The companies said on Tuesday that the phase-three trial had demonstrated that giving lecanemab, a monoclonal antibody treatment, to patients in the early stages of the disease reduced the rate of cognitive decline by 27 per cent compared with participants who received a placebo.
The results from the clinical trial will provide hope to the roughly 50mn Alzheimer’s suffers worldwide that progress is being made in the search for treatments to slow the disease. It will also encourage Eli Lilly and Roche, which are conducting trials of similar drugs.
The drug co-developed by Eisai and Biogen reduced the build-up of sticky plaques in the brain known as beta amyloid, which are at the centre of an acrimonious scientific debate about what causes Alzheimer’s disease.
Scientists have tried for almost three decades to prove the so-called amyloid hypothesis, the idea that clumps of toxic amyloid cells that bind together in the brain is the primary cause of Alzheimer’s. But dozens of drug trials have failed to prove that clearing the plaques can slow the rate of cognitive decline, causing disappointment for sufferers and their families.

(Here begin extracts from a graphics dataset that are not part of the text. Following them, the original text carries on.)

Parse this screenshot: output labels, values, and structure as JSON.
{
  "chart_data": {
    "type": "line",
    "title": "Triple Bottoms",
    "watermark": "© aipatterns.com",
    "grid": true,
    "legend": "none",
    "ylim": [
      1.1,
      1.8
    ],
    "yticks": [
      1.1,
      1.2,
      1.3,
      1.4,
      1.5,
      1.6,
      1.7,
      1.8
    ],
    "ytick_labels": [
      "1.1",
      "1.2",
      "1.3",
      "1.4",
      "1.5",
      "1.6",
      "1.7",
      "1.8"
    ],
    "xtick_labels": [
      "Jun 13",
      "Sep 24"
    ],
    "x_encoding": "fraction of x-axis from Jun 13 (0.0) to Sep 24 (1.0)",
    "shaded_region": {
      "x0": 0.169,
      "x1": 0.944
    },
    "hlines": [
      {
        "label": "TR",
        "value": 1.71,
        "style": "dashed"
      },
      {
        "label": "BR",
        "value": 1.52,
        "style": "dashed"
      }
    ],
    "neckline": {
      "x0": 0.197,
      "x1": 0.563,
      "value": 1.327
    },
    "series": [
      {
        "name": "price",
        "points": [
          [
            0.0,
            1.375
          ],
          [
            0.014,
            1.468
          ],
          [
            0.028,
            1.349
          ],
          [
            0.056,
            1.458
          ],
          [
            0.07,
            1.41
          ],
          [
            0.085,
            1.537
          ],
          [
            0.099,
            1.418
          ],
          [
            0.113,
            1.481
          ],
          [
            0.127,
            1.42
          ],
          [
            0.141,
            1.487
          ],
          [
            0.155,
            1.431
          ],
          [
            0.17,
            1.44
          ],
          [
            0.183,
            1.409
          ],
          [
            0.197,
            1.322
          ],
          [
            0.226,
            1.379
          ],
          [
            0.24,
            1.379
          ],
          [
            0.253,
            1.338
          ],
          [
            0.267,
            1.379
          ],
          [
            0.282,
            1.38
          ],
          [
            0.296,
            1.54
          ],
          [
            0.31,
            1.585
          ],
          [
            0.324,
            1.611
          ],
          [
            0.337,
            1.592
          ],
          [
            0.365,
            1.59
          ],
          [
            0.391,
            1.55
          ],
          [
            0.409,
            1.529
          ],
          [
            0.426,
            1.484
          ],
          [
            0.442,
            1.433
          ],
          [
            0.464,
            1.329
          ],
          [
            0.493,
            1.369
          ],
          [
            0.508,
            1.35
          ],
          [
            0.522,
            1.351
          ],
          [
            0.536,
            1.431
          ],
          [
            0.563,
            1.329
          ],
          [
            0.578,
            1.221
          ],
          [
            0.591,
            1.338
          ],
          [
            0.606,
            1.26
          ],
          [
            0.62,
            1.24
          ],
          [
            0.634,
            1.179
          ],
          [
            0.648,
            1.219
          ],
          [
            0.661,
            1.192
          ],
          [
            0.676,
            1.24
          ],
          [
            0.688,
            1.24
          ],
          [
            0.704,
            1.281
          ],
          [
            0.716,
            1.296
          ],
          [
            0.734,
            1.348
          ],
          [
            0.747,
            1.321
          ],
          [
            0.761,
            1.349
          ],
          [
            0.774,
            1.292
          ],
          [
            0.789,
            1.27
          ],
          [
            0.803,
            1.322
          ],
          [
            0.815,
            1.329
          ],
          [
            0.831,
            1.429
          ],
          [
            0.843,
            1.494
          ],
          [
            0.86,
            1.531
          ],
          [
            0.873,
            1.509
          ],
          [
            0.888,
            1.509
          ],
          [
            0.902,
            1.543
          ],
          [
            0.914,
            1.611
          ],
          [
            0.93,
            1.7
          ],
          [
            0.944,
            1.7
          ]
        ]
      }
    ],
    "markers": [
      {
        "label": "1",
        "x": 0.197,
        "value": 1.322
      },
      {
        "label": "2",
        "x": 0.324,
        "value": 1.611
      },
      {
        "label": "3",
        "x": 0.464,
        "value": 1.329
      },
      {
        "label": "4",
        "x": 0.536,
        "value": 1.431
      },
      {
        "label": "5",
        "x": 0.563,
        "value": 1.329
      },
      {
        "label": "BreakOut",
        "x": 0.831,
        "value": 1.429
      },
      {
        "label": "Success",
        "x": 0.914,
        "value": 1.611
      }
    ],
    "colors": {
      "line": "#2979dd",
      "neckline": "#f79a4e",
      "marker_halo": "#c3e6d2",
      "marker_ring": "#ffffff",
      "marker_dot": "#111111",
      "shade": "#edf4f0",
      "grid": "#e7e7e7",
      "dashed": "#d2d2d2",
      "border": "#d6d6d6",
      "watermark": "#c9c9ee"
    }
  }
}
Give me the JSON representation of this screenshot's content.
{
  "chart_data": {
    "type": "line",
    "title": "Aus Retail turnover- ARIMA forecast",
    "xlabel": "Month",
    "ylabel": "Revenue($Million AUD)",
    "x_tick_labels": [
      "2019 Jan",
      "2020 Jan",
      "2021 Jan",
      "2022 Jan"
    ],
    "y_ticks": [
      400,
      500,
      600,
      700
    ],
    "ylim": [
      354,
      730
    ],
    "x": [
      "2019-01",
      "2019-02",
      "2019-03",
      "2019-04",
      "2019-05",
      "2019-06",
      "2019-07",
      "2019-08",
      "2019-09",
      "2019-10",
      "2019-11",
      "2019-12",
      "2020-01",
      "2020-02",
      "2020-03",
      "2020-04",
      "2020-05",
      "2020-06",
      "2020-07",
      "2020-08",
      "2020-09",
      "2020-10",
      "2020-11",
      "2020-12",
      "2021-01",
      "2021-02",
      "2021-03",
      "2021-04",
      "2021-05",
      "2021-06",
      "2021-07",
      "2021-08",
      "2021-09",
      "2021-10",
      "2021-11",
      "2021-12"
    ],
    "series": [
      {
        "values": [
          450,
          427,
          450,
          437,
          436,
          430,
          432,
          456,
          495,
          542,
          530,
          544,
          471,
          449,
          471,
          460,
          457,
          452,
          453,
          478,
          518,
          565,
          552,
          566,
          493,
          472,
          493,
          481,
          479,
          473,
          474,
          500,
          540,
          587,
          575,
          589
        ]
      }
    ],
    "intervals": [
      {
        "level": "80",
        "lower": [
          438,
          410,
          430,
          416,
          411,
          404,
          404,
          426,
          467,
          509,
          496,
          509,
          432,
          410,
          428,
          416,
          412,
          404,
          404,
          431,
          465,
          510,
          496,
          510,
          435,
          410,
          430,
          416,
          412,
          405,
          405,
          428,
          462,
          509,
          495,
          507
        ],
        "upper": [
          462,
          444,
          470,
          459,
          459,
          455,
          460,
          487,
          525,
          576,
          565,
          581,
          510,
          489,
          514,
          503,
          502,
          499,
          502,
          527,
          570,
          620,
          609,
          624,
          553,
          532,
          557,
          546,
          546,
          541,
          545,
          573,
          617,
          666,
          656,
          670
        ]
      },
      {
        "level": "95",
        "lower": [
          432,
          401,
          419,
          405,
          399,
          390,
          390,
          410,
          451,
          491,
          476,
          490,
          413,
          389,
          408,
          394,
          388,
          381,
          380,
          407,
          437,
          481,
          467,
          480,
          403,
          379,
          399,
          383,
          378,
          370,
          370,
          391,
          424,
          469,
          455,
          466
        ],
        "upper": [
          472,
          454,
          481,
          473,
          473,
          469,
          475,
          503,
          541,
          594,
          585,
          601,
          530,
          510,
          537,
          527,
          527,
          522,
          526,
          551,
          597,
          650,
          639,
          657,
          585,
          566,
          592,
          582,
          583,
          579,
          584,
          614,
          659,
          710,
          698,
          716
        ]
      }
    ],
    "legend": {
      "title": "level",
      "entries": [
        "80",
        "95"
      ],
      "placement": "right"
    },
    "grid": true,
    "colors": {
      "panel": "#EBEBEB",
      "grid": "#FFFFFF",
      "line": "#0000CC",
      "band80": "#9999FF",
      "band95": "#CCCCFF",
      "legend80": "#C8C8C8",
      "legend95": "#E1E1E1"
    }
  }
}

The botched launch last year of Biogen’s aducanumab — the first amyloid-clearing drug to win approval and the first new treatment for the disease in almost two decades — heightened doubts over the amyloid hypothesis.
However, Eisai said the positive results from one of the largest clinical trials of Alzheimer’s patients ever undertaken was a “milestone” and proved the amyloid hypothesis theory.